The dominance of our political discourse by the bogus science of "gaffology" stifles debate and diminishes democracy. We say this not because we agree with Ms Short - although we usually do, as when she said there ought to be a debate about the legalisation of cannabis. We say it because the game of "hunt the split" too often distracts attention from what differences of view are really about.

Of course, some differences of opinion between politicians of the same party are important, and should be reported and analysed by journalists. The Conservative split on Europe matters, because the nation will eventually have to make a decision that will write history.

But what British politicians think about a foreign head of state's sexual and linguistic gymnastics is a matter of interest, not an affair of state - except when it comes to the Prime Minister and Foreign Secretary, who need to deal with him.

It should be perfectly possible in "grown-up politics", one of Mr Blair's favourite phrases, for other Cabinet ministers to voice personal opinions on the President's conduct, while expressing support for the broad thrust of Mr Clinton's policies, and for a close relationship between Britain and America.

Take collective responsibility too far and you arrive at the farce of Michael Howard, the shadow Foreign Secretary, sitting opposite Ms Short, saying that he had views about Mr Clinton but would not say what they were.

The sensitivity of politicians and their henchpeople is understandable.
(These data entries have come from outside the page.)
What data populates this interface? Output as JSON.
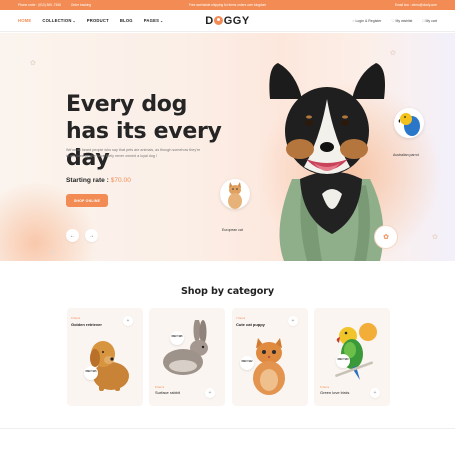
{
  "topbar": {
    "phone": "Phone order : (010) 365 -7545",
    "order_tracking": "Order tracking",
    "promo": "Free worldwide shipping for items orders over kingdom",
    "email": "Email box : demo@doxly.com"
  },
  "nav": {
    "items": [
      {
        "label": "HOME",
        "active": true
      },
      {
        "label": "COLLECTION",
        "dropdown": true
      },
      {
        "label": "PRODUCT"
      },
      {
        "label": "BLOG"
      },
      {
        "label": "PAGES",
        "dropdown": true
      }
    ],
    "logo": {
      "pre": "D",
      "post": "GGY"
    },
    "login": "Login & Register",
    "wishlist": "My wishlist",
    "cart": "My cart"
  },
  "hero": {
    "title": "Every dog has its every day",
    "description": "We've all heard people who say that pets are animals, as though somehow they're in our lives people have likely never owned a loyal dog !",
    "rate_label": "Starting rate :",
    "rate_value": "$70.00",
    "cta": "SHOP ONLINE",
    "prev_icon": "arrow-left-icon",
    "next_icon": "arrow-right-icon",
    "cat_label": "European cat",
    "parrot_label": "Australian parrot"
  },
  "categories": {
    "title": "Shop by category",
    "items": [
      {
        "tag": "9 Items",
        "name": "Golden retriever",
        "price": "ONLY $15",
        "position": "top"
      },
      {
        "tag": "",
        "name": "",
        "price": "ONLY $25",
        "tag_bottom": "8 Items",
        "name_bottom": "Surface rabbit",
        "position": "bottom"
      },
      {
        "tag": "7 Items",
        "name": "Cute cat puppy",
        "price": "ONLY $12",
        "position": "top"
      },
      {
        "tag": "",
        "name": "",
        "price": "ONLY $40",
        "tag_bottom": "6 Items",
        "name_bottom": "Green love birds",
        "position": "bottom"
      }
    ]
  },
  "colors": {
    "accent": "#f28c54"
  }
}
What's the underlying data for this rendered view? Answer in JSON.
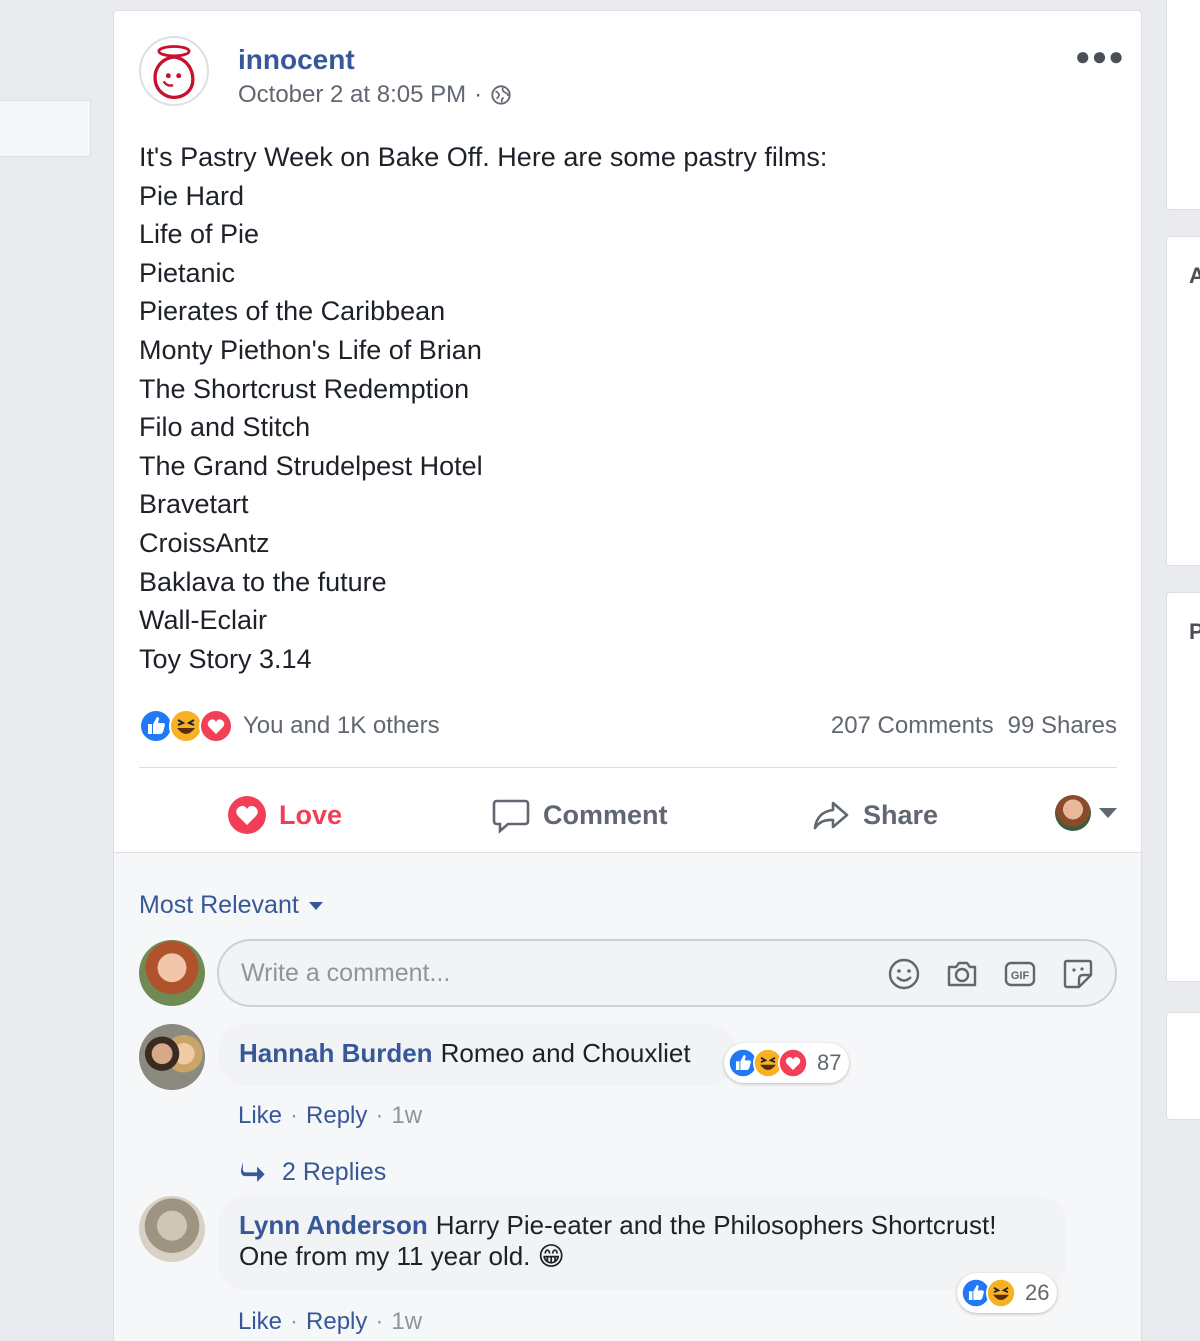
{
  "post": {
    "page_name": "innocent",
    "timestamp": "October 2 at 8:05 PM",
    "separator": "·",
    "lines": [
      "It's Pastry Week on Bake Off. Here are some pastry films:",
      "Pie Hard",
      "Life of Pie",
      "Pietanic",
      "Pierates of the Caribbean",
      "Monty Piethon's Life of Brian",
      "The Shortcrust Redemption",
      "Filo and Stitch",
      "The Grand Strudelpest Hotel",
      "Bravetart",
      "CroissAntz",
      "Baklava to the future",
      "Wall-Eclair",
      "Toy Story 3.14"
    ],
    "reactions_summary": "You and 1K others",
    "comments_count": "207 Comments",
    "shares_count": "99 Shares",
    "reaction_icons": [
      "like-icon",
      "haha-icon",
      "love-icon"
    ]
  },
  "actions": {
    "love": "Love",
    "comment": "Comment",
    "share": "Share"
  },
  "comments_section": {
    "sort_label": "Most Relevant",
    "input_placeholder": "Write a comment...",
    "input_icons": [
      "emoji-icon",
      "camera-icon",
      "gif-icon",
      "sticker-icon"
    ],
    "comments": [
      {
        "author": "Hannah Burden",
        "text": "Romeo and Chouxliet",
        "reaction_count": "87",
        "like": "Like",
        "reply": "Reply",
        "age": "1w",
        "replies": "2 Replies"
      },
      {
        "author": "Lynn Anderson",
        "text": "Harry Pie-eater and the Philosophers Shortcrust! One from my 11 year old. 😁",
        "reaction_count": "26",
        "like": "Like",
        "reply": "Reply",
        "age": "1w"
      }
    ]
  },
  "colors": {
    "brand_link": "#365899",
    "love": "#f33e58",
    "like_blue": "#2078f4",
    "haha_yellow": "#f7b125",
    "background": "#e9ebee"
  }
}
Mr Blair and his crew are pathologically driven by the experience of Labour Party divisions in the Seventies and Eighties, which helped to lose them four elections in a row.

That pathology has now spread to the Tories, with their loyalty pledges and threats of deselection, as they try to pretend that their divisions do not exist. But Labour is remarkably united in its ideology now, and Alastair Campbell, whose job it is to chop off toes that step off the line, can afford to relax.

We do not propose imitating Israel, where the Cabinet votes, and ministers who are on the losing side defend their views in public. A certain amount of unity on the vital issues of the day is needed for the sake of coherent party discipline, which helps democracy to function.

But moderation in all things. Parties - and Question Time audiences - need to distinguish between issues where a government or shadow government needs to have a common position, and those where it ought to encourage open debate.

Leave Ms Short alone, Alastair. Spare her for the sake of grown-up politics.